Adobe physically forced us to install McCafe and True Key without our knowledge. It wasn’t in the T’s and C’s and has wreaked havoc on our stand alone system (it takes up so much RAM Aero won’t even run) Actually, it seems to take so much RAM up that Sibelius 7 with all the sound packs running looks like Microsoft Paint in comparison.

McCaffe isn’t exactly known for its squeaky clean reputation either, lets bare in mind the mastermind behind the original company is currently in exile.

So what is True Key? It’s meant to be a password manager that uses either your fingerprint or your face to log you into things. That’s all well and good, if you have a web cam and a touch screen. However, there are huge security flaws in the program and it provides a back door entry for McCafe to literally wreak havoc.

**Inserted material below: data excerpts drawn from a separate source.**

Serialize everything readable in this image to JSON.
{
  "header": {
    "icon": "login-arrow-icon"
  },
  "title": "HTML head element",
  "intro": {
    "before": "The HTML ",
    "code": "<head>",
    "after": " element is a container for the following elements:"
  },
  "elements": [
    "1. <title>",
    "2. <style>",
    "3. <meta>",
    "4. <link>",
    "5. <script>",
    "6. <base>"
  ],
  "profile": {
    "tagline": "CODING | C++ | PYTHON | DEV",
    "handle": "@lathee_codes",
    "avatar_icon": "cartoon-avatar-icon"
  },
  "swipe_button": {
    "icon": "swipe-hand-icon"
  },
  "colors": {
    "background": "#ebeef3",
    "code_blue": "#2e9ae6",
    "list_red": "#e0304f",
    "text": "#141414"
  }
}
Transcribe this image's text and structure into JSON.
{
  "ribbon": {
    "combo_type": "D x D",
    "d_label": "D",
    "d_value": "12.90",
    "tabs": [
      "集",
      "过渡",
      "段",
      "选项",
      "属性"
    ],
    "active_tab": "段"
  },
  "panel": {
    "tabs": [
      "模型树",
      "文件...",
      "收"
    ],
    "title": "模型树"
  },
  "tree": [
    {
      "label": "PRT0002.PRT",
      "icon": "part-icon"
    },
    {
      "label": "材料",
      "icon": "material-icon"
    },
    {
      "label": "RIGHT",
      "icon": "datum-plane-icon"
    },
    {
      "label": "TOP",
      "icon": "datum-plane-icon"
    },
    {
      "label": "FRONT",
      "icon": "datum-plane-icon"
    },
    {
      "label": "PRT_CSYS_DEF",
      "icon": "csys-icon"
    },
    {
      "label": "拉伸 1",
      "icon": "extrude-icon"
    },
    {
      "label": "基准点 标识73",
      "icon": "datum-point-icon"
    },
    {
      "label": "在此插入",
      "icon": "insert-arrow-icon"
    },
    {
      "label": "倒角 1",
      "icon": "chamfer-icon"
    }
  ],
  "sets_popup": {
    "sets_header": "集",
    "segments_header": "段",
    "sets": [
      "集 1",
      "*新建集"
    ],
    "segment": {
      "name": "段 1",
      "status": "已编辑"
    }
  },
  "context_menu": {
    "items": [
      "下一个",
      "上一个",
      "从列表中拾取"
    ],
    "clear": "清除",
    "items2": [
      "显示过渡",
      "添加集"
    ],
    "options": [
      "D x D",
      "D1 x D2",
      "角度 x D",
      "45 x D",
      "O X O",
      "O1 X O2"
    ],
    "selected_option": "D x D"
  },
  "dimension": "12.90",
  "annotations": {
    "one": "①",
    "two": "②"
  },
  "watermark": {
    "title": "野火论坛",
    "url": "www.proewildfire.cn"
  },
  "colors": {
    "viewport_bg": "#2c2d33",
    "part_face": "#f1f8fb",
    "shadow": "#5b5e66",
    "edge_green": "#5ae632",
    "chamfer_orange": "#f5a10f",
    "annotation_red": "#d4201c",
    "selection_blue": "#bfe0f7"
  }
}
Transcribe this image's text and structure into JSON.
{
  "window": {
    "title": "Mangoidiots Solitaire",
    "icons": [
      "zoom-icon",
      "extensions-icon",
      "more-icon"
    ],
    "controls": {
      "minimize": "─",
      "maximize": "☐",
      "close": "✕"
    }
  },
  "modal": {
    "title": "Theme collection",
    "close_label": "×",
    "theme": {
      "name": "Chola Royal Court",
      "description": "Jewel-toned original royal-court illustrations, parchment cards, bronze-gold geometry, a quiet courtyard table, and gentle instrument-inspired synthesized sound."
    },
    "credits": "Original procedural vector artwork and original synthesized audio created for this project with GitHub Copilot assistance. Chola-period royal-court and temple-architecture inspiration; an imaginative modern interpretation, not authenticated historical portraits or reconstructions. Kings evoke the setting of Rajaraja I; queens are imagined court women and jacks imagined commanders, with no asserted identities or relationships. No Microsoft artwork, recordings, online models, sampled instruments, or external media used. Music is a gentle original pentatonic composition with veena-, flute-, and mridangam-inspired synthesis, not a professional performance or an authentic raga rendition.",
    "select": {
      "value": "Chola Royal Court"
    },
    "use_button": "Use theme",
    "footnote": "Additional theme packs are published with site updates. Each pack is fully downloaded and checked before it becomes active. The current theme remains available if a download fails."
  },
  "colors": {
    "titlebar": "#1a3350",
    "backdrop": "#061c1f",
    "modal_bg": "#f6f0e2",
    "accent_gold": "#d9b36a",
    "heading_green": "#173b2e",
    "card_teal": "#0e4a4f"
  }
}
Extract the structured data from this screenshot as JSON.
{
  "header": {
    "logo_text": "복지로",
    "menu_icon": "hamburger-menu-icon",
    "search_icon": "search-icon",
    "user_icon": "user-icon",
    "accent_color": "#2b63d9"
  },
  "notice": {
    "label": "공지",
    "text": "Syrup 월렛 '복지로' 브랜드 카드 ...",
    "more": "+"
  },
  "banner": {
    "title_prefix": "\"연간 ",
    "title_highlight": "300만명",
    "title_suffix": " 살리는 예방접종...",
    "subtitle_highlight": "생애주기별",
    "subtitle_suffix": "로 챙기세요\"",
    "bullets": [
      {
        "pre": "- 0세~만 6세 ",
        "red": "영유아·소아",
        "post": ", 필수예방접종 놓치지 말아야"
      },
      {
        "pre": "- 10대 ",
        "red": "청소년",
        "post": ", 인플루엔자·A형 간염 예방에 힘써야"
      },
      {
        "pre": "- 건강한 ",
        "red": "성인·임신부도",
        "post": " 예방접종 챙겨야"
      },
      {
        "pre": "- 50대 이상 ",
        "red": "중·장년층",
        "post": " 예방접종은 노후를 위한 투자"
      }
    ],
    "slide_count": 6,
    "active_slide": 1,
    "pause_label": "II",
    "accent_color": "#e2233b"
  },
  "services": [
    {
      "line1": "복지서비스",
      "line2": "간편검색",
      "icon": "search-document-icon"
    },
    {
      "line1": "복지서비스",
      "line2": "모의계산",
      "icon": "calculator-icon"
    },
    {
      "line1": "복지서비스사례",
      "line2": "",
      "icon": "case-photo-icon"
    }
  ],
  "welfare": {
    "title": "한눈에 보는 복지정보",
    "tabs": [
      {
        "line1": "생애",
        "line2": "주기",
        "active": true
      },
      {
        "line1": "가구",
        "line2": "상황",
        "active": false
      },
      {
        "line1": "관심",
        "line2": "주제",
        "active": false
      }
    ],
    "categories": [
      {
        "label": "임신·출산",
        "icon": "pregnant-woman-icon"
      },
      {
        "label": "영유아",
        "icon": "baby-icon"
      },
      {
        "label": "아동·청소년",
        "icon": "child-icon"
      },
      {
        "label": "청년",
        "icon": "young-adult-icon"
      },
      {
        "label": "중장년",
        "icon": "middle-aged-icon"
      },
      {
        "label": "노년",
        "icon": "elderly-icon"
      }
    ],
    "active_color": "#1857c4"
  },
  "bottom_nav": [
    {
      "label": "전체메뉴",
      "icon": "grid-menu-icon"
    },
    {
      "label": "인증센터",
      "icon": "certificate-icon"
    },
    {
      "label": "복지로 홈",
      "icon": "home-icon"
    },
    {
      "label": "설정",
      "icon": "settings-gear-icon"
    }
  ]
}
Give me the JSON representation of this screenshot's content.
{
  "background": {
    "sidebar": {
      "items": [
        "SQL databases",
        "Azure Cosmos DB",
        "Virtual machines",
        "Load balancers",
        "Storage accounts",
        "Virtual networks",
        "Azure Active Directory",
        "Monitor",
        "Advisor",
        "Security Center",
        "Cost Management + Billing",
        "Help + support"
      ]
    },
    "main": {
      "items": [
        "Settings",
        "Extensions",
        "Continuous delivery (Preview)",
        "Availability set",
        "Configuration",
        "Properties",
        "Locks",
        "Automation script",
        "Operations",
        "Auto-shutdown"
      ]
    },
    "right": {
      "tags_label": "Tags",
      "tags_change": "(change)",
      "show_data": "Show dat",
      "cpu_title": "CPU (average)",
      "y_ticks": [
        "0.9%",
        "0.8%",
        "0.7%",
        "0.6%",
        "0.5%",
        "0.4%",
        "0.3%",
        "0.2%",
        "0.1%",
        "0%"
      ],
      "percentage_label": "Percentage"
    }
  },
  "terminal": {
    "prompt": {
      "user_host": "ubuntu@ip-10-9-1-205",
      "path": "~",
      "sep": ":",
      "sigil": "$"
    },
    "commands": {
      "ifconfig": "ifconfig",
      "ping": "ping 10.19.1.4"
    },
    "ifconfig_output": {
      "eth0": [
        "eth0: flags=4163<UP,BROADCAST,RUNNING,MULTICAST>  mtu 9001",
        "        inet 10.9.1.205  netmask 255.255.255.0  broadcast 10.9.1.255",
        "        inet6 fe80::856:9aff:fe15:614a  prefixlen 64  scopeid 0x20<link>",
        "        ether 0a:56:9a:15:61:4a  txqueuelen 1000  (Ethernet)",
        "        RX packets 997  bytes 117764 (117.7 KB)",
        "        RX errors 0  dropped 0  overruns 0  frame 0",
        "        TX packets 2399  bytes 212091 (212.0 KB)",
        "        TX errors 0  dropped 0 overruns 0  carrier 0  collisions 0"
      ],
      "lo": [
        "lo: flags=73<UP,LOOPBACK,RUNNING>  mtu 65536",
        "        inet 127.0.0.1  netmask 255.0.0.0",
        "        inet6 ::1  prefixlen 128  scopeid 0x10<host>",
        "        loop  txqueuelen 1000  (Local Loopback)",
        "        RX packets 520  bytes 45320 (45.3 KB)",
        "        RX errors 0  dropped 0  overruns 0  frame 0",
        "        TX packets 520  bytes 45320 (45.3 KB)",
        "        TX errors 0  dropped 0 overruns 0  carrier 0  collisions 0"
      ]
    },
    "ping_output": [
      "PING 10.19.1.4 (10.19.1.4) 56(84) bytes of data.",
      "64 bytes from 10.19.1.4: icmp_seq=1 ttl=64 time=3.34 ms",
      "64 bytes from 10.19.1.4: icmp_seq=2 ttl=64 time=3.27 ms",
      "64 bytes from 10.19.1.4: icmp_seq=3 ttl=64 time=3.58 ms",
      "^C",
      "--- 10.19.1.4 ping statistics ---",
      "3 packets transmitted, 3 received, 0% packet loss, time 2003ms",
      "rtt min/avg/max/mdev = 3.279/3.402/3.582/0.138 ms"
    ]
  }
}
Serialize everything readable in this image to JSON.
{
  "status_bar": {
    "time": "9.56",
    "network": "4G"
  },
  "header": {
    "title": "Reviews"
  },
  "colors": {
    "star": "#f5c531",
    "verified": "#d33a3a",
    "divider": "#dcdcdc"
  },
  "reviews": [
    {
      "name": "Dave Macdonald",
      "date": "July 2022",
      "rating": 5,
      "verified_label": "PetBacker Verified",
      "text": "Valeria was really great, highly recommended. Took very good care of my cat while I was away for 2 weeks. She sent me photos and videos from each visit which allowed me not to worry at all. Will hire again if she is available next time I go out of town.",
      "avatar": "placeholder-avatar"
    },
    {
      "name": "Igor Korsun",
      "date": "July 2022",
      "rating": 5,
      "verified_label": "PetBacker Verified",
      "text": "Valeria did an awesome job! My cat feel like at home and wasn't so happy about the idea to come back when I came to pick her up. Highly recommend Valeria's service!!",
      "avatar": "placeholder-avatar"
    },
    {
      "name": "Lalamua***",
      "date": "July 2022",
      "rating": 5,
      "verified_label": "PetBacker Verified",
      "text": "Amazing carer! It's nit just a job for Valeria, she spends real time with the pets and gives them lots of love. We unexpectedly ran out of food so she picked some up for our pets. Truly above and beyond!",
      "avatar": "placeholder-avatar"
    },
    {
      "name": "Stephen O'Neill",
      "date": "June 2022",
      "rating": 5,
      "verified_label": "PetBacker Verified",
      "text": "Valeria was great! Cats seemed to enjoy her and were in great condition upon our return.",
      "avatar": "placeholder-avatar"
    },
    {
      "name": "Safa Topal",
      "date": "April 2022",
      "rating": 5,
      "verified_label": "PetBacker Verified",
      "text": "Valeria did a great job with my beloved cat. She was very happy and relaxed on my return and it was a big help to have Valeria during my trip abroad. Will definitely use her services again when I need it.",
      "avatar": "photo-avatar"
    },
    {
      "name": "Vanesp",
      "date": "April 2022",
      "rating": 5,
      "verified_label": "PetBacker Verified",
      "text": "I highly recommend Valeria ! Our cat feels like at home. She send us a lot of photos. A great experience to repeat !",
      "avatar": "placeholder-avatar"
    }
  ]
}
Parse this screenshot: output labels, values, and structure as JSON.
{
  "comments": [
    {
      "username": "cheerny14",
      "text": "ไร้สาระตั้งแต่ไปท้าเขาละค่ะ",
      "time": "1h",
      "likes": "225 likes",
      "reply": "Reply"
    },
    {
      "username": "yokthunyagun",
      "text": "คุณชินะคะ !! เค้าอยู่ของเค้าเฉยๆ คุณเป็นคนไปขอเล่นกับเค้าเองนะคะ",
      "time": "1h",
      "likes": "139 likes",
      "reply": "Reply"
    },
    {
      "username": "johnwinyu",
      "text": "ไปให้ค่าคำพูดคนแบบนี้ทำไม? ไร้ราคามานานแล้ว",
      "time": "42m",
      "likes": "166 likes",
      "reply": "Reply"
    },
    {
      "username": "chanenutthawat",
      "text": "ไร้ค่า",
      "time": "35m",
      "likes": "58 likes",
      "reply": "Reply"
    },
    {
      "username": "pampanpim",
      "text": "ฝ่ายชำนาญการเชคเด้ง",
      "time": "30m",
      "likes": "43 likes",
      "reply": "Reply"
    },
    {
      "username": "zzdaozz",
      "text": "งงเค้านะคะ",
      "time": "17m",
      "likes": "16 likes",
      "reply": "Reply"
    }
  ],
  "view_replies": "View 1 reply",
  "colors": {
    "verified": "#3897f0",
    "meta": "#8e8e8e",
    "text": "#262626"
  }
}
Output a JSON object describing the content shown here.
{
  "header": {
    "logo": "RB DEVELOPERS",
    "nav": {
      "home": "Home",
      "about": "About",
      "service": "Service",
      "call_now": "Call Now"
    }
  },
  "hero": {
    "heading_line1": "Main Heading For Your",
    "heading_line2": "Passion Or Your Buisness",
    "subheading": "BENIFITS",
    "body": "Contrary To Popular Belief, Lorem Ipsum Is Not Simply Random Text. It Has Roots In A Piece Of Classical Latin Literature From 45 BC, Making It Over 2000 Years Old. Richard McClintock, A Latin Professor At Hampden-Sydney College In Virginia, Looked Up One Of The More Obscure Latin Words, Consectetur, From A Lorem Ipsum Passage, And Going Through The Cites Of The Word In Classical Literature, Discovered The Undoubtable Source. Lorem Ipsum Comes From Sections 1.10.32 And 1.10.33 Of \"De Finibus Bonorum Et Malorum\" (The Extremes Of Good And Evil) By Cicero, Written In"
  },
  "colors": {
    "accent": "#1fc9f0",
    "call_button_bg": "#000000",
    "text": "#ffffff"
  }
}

After the install, we also noticed unusual things popping up in the processes tab of the task manager. Services Windows does actually do, but duplicates with identical process names but different memory usages. Namely Consent.exe.

This was initially used to allow non admin users to run tasks. For example, if someone wants to run a program, or do basic maintenance, they didn’t have to log out and log back in as admin to access the file, they could simply put an admin password in and hey presto! It would run.

Also, we found immediately after installing and rebooting, the system was running at full capacity without having anything running, and that the usual Windows 7 menu had reverted back to the old Windows 95/98/2000 grey style with no option of turning Aero on, meaning SOMETHING in that little bundle of goodies from Intel/Mcaffe, is taking up all of the RAM. And before you say it, YES, we did download from Adobe directly, not some shady third party that throws popups at you every other click.

We’ll keep you updated on this, but be warned, Adobe is forcing you to download stuff you don’t want, and that they could well be spying on you, or worse, opening you up to some very dubious ‘companies’. Not cool Adobe/Intel/McCaffe. Not cool at all!